Falling into the category of sultry pop song, 'Easy Lover' would sound right at home in a dim, hazy jazz club. Despite being separated by a brief interlude, it does feel related to 'More to Lose,' only more influenced by the anger and acceptance of a relationship ending rather than the sudden sadness. As she admits on 'More to Lose,' Cyrus knew her partner would do what she couldn't; and on 'Easy Lover,' she doubles down, saying, 'Tie me to horses and I still wouldn't leave ya.' After enough listens, the song's title takes on a double meaning: As Miley sings of someone being difficult to love, she's detailing her own capacity to love in spite of that. The question then becomes: Does she love too easily? Yet again, the album's overarching sentiment snaps into focus: Can't that be beautiful too?
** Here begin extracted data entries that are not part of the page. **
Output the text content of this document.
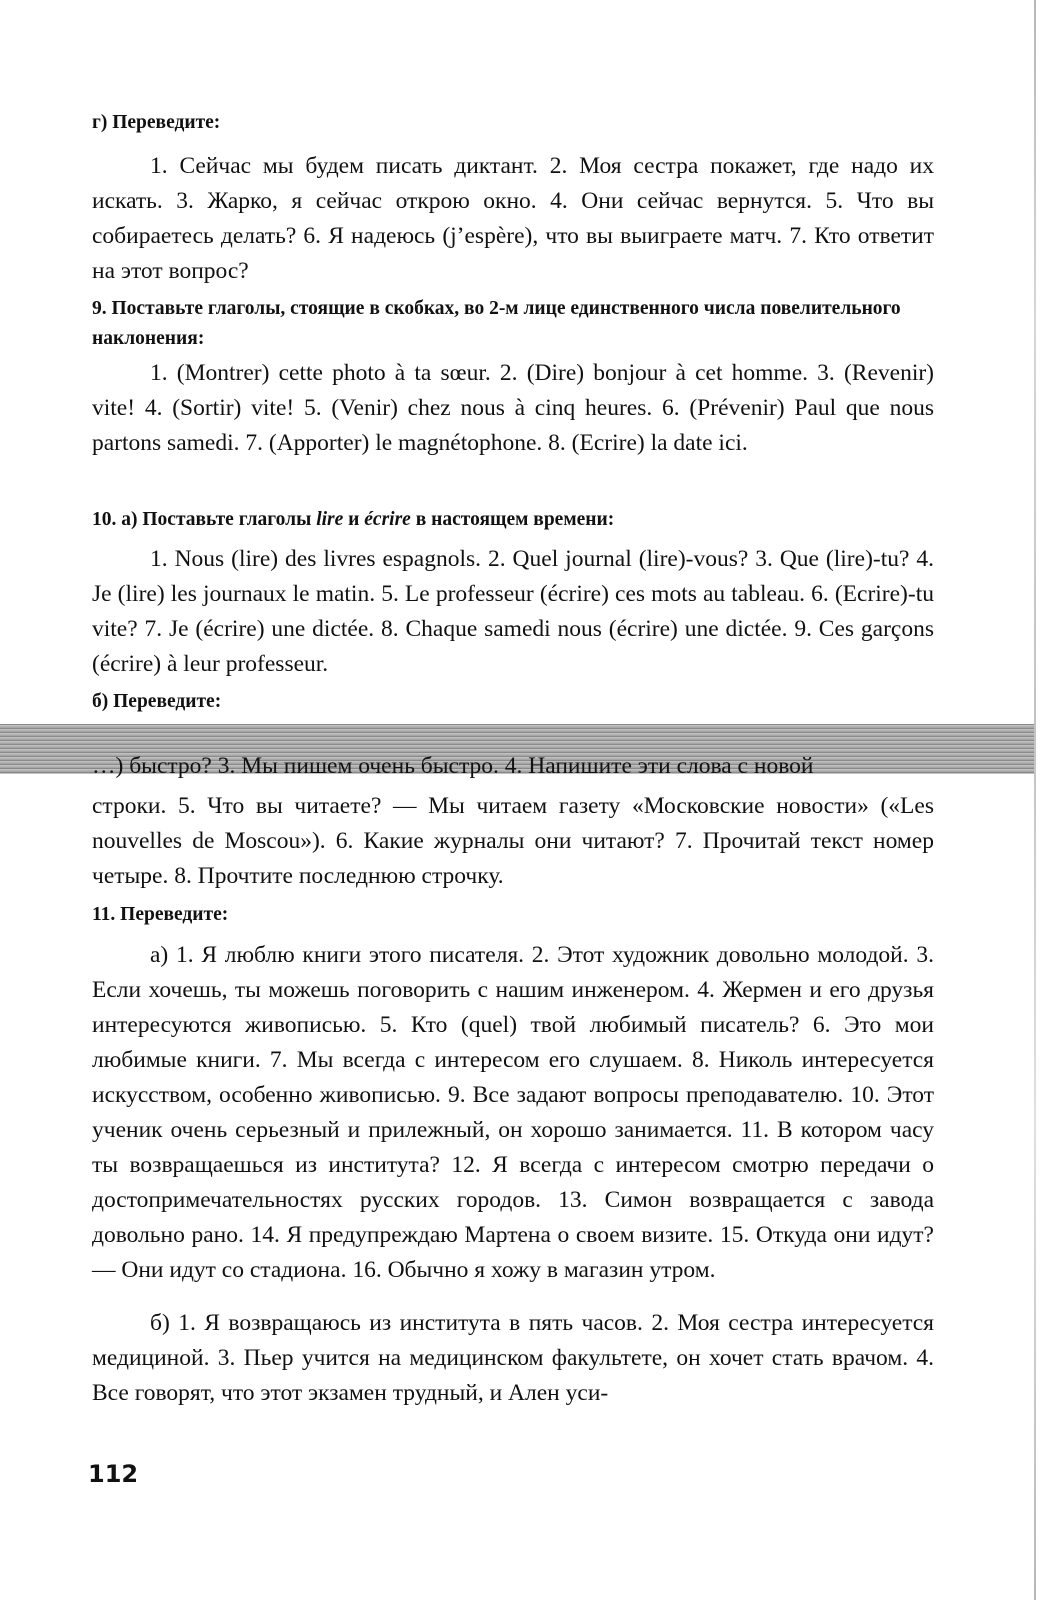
г) Переведите:
1. Сейчас мы будем писать диктант. 2. Моя сестра покажет, где надо их искать. 3. Жарко, я сейчас открою окно. 4. Они сейчас вернутся. 5. Что вы собираетесь делать? 6. Я надеюсь (j’espère), что вы выиграете матч. 7. Кто ответит на этот вопрос?
9. Поставьте глаголы, стоящие в скобках, во 2-м лице единственного числа повелительного наклонения:
1. (Montrer) cette photo à ta sœur. 2. (Dire) bonjour à cet homme. 3. (Revenir) vite! 4. (Sortir) vite! 5. (Venir) chez nous à cinq heures. 6. (Prévenir) Paul que nous partons samedi. 7. (Apporter) le magnétophone. 8. (Ecrire) la date ici.
10. а) Поставьте глаголы lire и écrire в настоящем времени:
1. Nous (lire) des livres espagnols. 2. Quel journal (lire)-vous? 3. Que (lire)-tu? 4. Je (lire) les journaux le matin. 5. Le professeur (écrire) ces mots au tableau. 6. (Ecrire)-tu vite? 7. Je (écrire) une dictée. 8. Chaque samedi nous (écrire) une dictée. 9. Ces garçons (écrire) à leur professeur.
б) Переведите:
…) быстро? 3. Мы пишем очень быстро. 4. Напишите эти слова с новой
строки. 5. Что вы читаете? — Мы читаем газету «Московские новости» («Les nouvelles de Moscou»). 6. Какие журналы они читают? 7. Прочитай текст номер четыре. 8. Прочтите последнюю строчку.
11. Переведите:
а) 1. Я люблю книги этого писателя. 2. Этот художник довольно молодой. 3. Если хочешь, ты можешь поговорить с нашим инженером. 4. Жермен и его друзья интересуются живописью. 5. Кто (quel) твой любимый писатель? 6. Это мои любимые книги. 7. Мы всегда с интересом его слушаем. 8. Николь интересуется искусством, особенно живописью. 9. Все задают вопросы преподавателю. 10. Этот ученик очень серьезный и прилежный, он хорошо занимается. 11. В котором часу ты возвращаешься из института? 12. Я всегда с интересом смотрю передачи о достопримечательностях русских городов. 13. Симон возвращается с завода довольно рано. 14. Я предупреждаю Мартена о своем визите. 15. Откуда они идут? — Они идут со стадиона. 16. Обычно я хожу в магазин утром.
б) 1. Я возвращаюсь из института в пять часов. 2. Моя сестра интересуется медициной. 3. Пьер учится на медицинском факультете, он хочет стать врачом. 4. Все говорят, что этот экзамен трудный, и Ален уси-
112
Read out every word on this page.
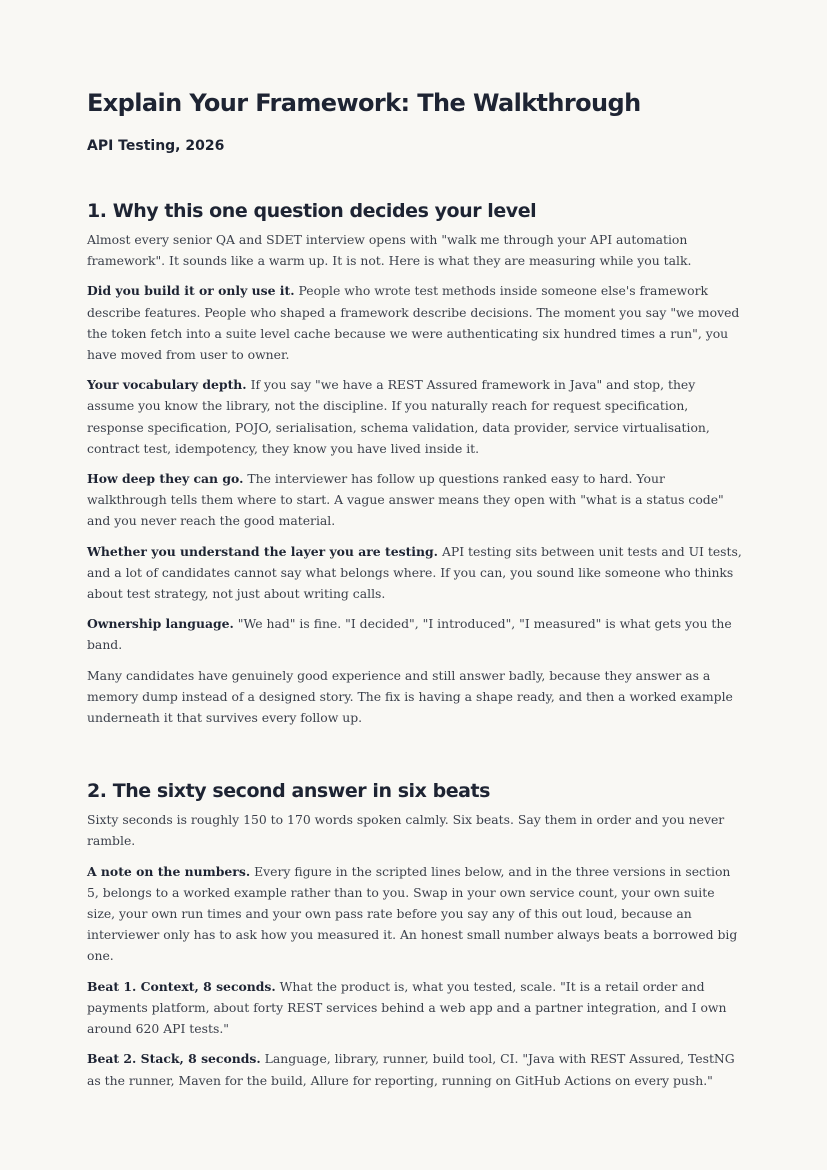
Explain Your Framework: The Walkthrough
API Testing, 2026
1. Why this one question decides your level

Almost every senior QA and SDET interview opens with "walk me through your API automation framework". It sounds like a warm up. It is not. Here is what they are measuring while you talk.

Did you build it or only use it. People who wrote test methods inside someone else's framework describe features. People who shaped a framework describe decisions. The moment you say "we moved the token fetch into a suite level cache because we were authenticating six hundred times a run", you have moved from user to owner.

Your vocabulary depth. If you say "we have a REST Assured framework in Java" and stop, they assume you know the library, not the discipline. If you naturally reach for request specification, response specification, POJO, serialisation, schema validation, data provider, service virtualisation, contract test, idempotency, they know you have lived inside it.

How deep they can go. The interviewer has follow up questions ranked easy to hard. Your walkthrough tells them where to start. A vague answer means they open with "what is a status code" and you never reach the good material.

Whether you understand the layer you are testing. API testing sits between unit tests and UI tests, and a lot of candidates cannot say what belongs where. If you can, you sound like someone who thinks about test strategy, not just about writing calls.

Ownership language. "We had" is fine. "I decided", "I introduced", "I measured" is what gets you the band.

Many candidates have genuinely good experience and still answer badly, because they answer as a memory dump instead of a designed story. The fix is having a shape ready, and then a worked example underneath it that survives every follow up.

2. The sixty second answer in six beats

Sixty seconds is roughly 150 to 170 words spoken calmly. Six beats. Say them in order and you never ramble.

A note on the numbers. Every figure in the scripted lines below, and in the three versions in section 5, belongs to a worked example rather than to you. Swap in your own service count, your own suite size, your own run times and your own pass rate before you say any of this out loud, because an interviewer only has to ask how you measured it. An honest small number always beats a borrowed big one.

Beat 1. Context, 8 seconds. What the product is, what you tested, scale. "It is a retail order and payments platform, about forty REST services behind a web app and a partner integration, and I own around 620 API tests."

Beat 2. Stack, 8 seconds. Language, library, runner, build tool, CI. "Java with REST Assured, TestNG as the runner, Maven for the build, Allure for reporting, running on GitHub Actions on every push."
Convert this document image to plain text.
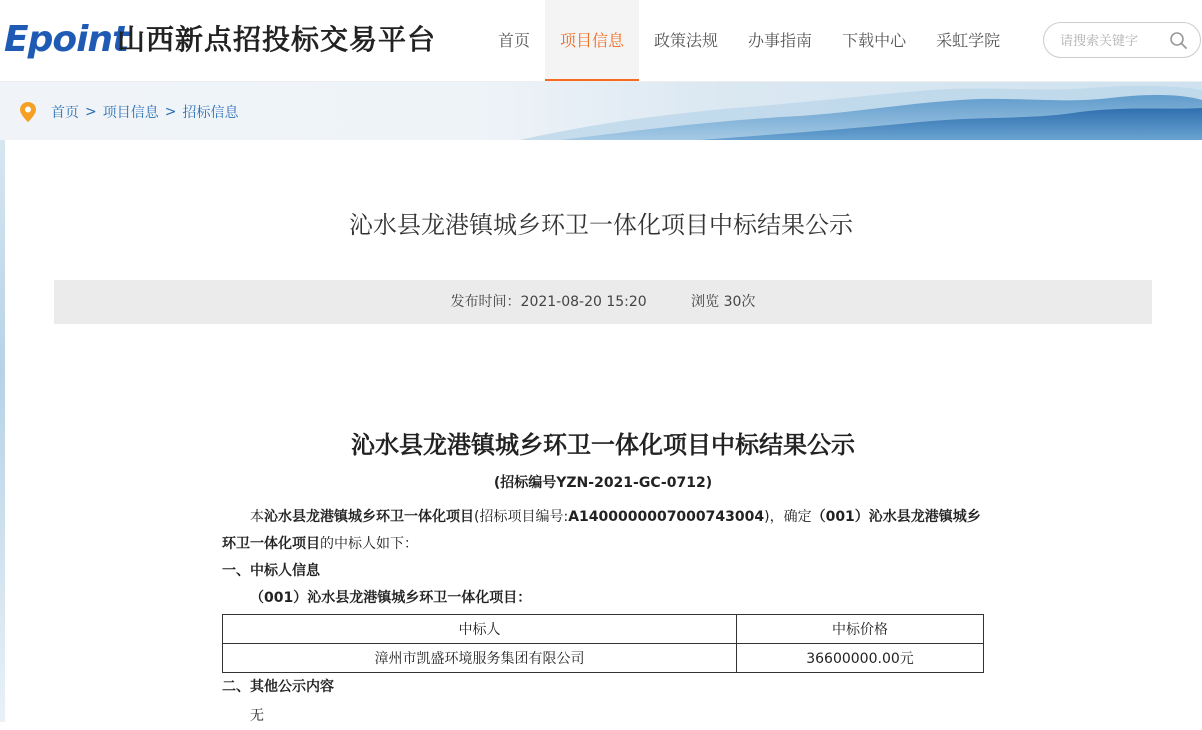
Epoint
山西新点招投标交易平台	首页	项目信息	政策法规	办事指南	下载中心	采虹学院
请搜索关键字
首页 > 项目信息 > 招标信息
沁水县龙港镇城乡环卫一体化项目中标结果公示
发布时间：2021-08-20 15:20	浏览 30次
沁水县龙港镇城乡环卫一体化项目中标结果公示
(招标编号YZN-2021-GC-0712)
本沁水县龙港镇城乡环卫一体化项目(招标项目编号:A1400000007000743004)，确定（001）沁水县龙港镇城乡环卫一体化项目的中标人如下：
一、中标人信息
（001）沁水县龙港镇城乡环卫一体化项目：
中标人	中标价格
漳州市凯盛环境服务集团有限公司	36600000.00元
二、其他公示内容
无
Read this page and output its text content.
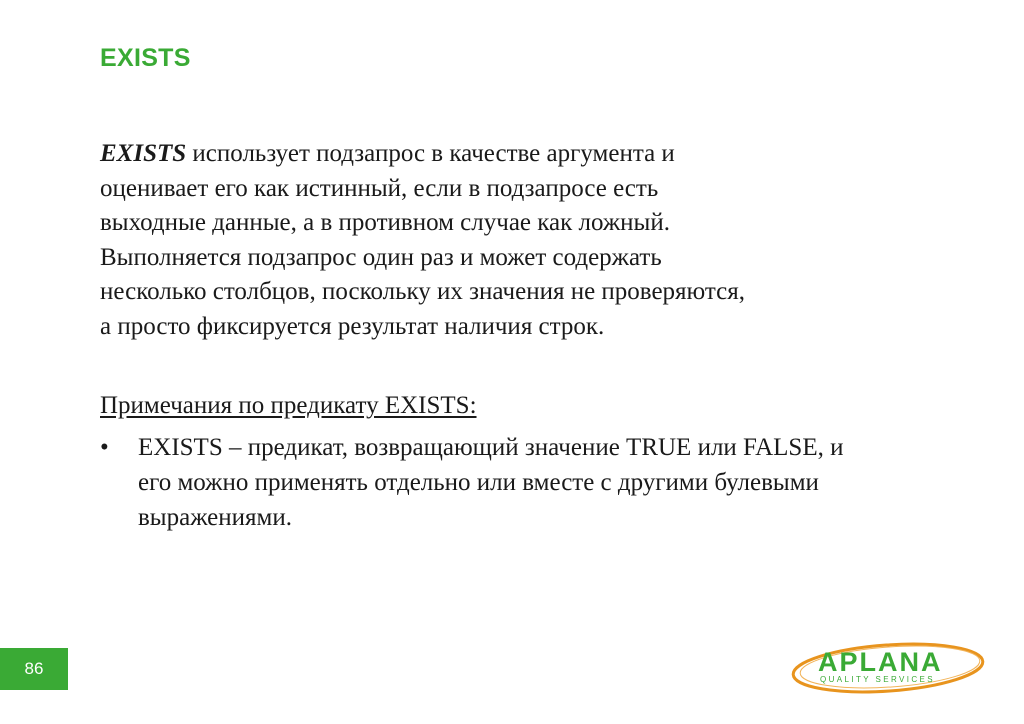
EXISTS
EXISTS использует подзапрос в качестве аргумента и
оценивает его как истинный, если в подзапросе есть
выходные данные, а в противном случае как ложный.
Выполняется подзапрос один раз и может содержать
несколько столбцов, поскольку их значения не проверяются,
а просто фиксируется результат наличия строк.
Примечания по предикату EXISTS:
• EXISTS – предикат, возвращающий значение TRUE или FALSE, и
его можно применять отдельно или вместе с другими булевыми
выражениями.
86	APLANA
QUALITY SERVICES
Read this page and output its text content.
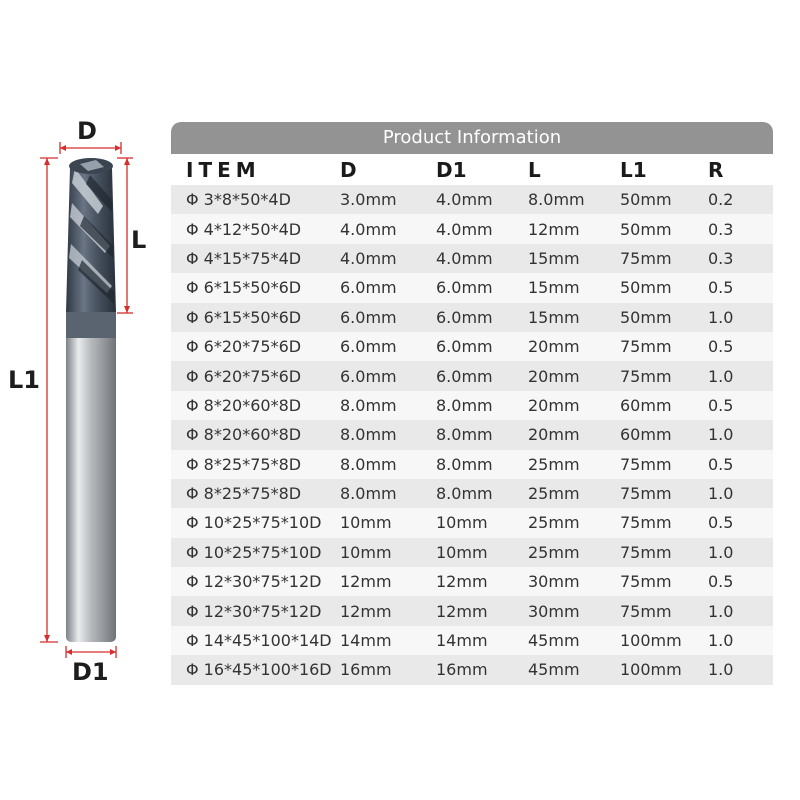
D
L
L1
D1
Product Information
ITEM	D	D1	L	L1	R
Φ 3*8*50*4D	3.0mm	4.0mm	8.0mm	50mm	0.2
Φ 4*12*50*4D	4.0mm	4.0mm	12mm	50mm	0.3
Φ 4*15*75*4D	4.0mm	4.0mm	15mm	75mm	0.3
Φ 6*15*50*6D	6.0mm	6.0mm	15mm	50mm	0.5
Φ 6*15*50*6D	6.0mm	6.0mm	15mm	50mm	1.0
Φ 6*20*75*6D	6.0mm	6.0mm	20mm	75mm	0.5
Φ 6*20*75*6D	6.0mm	6.0mm	20mm	75mm	1.0
Φ 8*20*60*8D	8.0mm	8.0mm	20mm	60mm	0.5
Φ 8*20*60*8D	8.0mm	8.0mm	20mm	60mm	1.0
Φ 8*25*75*8D	8.0mm	8.0mm	25mm	75mm	0.5
Φ 8*25*75*8D	8.0mm	8.0mm	25mm	75mm	1.0
Φ 10*25*75*10D	10mm	10mm	25mm	75mm	0.5
Φ 10*25*75*10D	10mm	10mm	25mm	75mm	1.0
Φ 12*30*75*12D	12mm	12mm	30mm	75mm	0.5
Φ 12*30*75*12D	12mm	12mm	30mm	75mm	1.0
Φ 14*45*100*14D 14mm	14mm	45mm	100mm	1.0
Φ 16*45*100*16D 16mm	16mm	45mm	100mm	1.0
For those who have been following along, Cyrus wrote 'End of the World' for her mom, Tish. It's also one of the songs that shapeshifted as she workshopped the album through private shows for friends and family at Chateau Marmont. But in its current form, 'End of the World' is a soaring anthem that invites everyone to sing along on the chorus of 'oh ooh, oh ooh.' For a song that asks its listener to pretend like it's not the end of the world, Cyrus succeeds in offering a distraction – and even if it only lasts about four minutes, the message is eternal.
While Something Beautiful offers high-energy glam rock alongside sultry pop songs, 'More to Lose' stands out as the sole ballad – and as anyone knows, Cyrus' ballads never miss. Much like 'The Climb' or 'Angels Like You,' her vocal prowess and poignant songwriting fuse for this devastating song about a relationship coming to its end. 'I knew someday you'd do what I couldn't do,' she sings. Yet, it's the pre-chorus that's become the most sticky, when she declares with a touch of knowing frustration: 'You're looking like a movie star in a worn-out coat, so I throw away my pride. It happens all the time.' There's a laughable relatability to the line, in which a superstar in her own right can be just as easily swayed as anyone else – proving the power, and cost, of love. But even still, to her entire point, how beautiful to have loved and lost at all.